Richard Reys (1893–1936)

Guerre, devoir et adieux prématurés

Né à la fin d'un siècle

Richard Reys naquit le 28 novembre 1893 à Dottignies, fils de Jean-Baptiste Reys et de Julia Vandenbroucke. Il grandit à une époque de profonds bouleversements mondiaux, où la vie des familles ouvrières restait difficile et incertaine.

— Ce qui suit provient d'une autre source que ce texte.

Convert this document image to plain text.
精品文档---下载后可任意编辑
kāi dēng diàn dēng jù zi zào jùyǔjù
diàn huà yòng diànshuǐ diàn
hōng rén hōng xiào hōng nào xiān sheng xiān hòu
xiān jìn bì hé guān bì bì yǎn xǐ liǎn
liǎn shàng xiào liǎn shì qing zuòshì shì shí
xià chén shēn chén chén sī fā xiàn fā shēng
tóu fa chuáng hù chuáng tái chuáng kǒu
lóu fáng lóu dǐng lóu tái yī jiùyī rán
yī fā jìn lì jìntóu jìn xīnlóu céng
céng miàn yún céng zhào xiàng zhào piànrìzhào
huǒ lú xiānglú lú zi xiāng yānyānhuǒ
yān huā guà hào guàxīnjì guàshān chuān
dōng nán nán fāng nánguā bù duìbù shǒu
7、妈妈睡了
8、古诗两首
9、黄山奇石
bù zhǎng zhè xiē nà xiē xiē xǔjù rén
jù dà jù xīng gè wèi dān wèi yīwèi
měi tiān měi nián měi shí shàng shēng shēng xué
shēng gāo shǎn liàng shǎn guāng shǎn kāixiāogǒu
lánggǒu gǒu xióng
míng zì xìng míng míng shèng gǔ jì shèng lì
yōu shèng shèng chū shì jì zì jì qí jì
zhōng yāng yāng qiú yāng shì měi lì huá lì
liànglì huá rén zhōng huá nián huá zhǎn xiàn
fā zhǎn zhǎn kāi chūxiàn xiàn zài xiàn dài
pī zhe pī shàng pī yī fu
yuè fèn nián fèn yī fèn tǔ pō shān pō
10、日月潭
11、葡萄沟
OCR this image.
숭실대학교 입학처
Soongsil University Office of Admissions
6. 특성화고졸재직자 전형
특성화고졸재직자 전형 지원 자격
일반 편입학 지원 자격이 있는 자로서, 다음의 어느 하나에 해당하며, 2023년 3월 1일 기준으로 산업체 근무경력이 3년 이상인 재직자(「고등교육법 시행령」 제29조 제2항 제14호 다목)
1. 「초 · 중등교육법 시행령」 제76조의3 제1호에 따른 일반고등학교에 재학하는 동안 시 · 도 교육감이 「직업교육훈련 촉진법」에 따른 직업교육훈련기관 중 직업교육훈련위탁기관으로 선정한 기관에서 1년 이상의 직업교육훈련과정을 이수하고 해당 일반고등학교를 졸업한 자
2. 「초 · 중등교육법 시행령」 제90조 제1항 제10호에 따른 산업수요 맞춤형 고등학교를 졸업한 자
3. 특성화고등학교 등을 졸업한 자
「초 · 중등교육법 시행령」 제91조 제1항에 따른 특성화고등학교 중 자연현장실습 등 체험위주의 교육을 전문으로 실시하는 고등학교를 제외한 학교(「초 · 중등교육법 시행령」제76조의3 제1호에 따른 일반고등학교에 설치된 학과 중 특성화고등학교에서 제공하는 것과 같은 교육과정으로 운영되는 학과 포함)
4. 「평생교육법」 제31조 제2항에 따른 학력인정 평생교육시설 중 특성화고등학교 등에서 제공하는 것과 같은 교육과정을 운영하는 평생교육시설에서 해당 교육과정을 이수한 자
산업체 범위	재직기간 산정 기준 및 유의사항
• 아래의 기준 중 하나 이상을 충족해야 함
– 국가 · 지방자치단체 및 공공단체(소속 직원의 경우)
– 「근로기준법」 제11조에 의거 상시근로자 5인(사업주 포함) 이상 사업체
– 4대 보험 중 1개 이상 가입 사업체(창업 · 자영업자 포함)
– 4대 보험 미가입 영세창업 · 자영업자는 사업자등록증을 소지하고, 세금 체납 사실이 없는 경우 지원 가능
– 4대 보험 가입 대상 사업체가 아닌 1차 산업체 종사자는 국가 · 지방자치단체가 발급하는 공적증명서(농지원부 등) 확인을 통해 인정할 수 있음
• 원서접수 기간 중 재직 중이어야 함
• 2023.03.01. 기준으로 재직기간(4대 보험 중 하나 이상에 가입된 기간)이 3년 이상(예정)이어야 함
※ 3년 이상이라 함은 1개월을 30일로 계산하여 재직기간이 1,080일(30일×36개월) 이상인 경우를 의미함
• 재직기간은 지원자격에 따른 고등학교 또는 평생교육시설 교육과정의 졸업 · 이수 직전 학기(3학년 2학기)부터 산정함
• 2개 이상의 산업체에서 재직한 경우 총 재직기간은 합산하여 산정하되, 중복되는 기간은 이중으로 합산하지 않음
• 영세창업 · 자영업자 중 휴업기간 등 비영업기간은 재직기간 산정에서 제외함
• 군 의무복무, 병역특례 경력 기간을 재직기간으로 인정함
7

À la fin du XIXe siècle, la Belgique était un jeune pays, mais les inégalités sociales étaient criantes. Richard grandit au sein d'une famille nombreuse, où le travail et les responsabilités faisaient partie intégrante du quotidien dès son plus jeune âge.

L'engagement militaire

Le 15 septembre 1913, à moins de vingt ans, Richard fut appelé sous les drapeaux dans l'armée belge. Il reçut le matricule 2180 et fut nommé soldat de deuxième classe au 3e régiment de chasseurs à pied, alors stationné à Tournai.

Pour Richard, ce fut une rupture brutale avec la vie civile. Ce qui semblait au départ un service militaire obligatoire allait bientôt dégénérer en l'un des conflits les plus brutaux que l'Europe ait jamais connus.

La Première Guerre mondiale

En août 1914, la Première Guerre mondiale éclate. La Belgique est entraînée dans un conflit d'une ampleur sans précédent. Richard est au front, au sein de l'infanterie belge retranchée sur l'Yser.

Durant la guerre, l'armée belge est réorganisée à plusieurs reprises. Richard est transféré du 3e régiment d'infanterie au 6e régiment d'infanterie, un régiment initialement dissous en raison de lourdes pertes, puis rétabli lorsque des effectifs suffisants sont disponibles.

Bien que l'infanterie belge n'ait pas participé à des batailles comme Passchendaele, la vie sur le front belge est loin d'être paisible. Bombardements d'artillerie quotidiens, attaques au gaz et privations font des ravages.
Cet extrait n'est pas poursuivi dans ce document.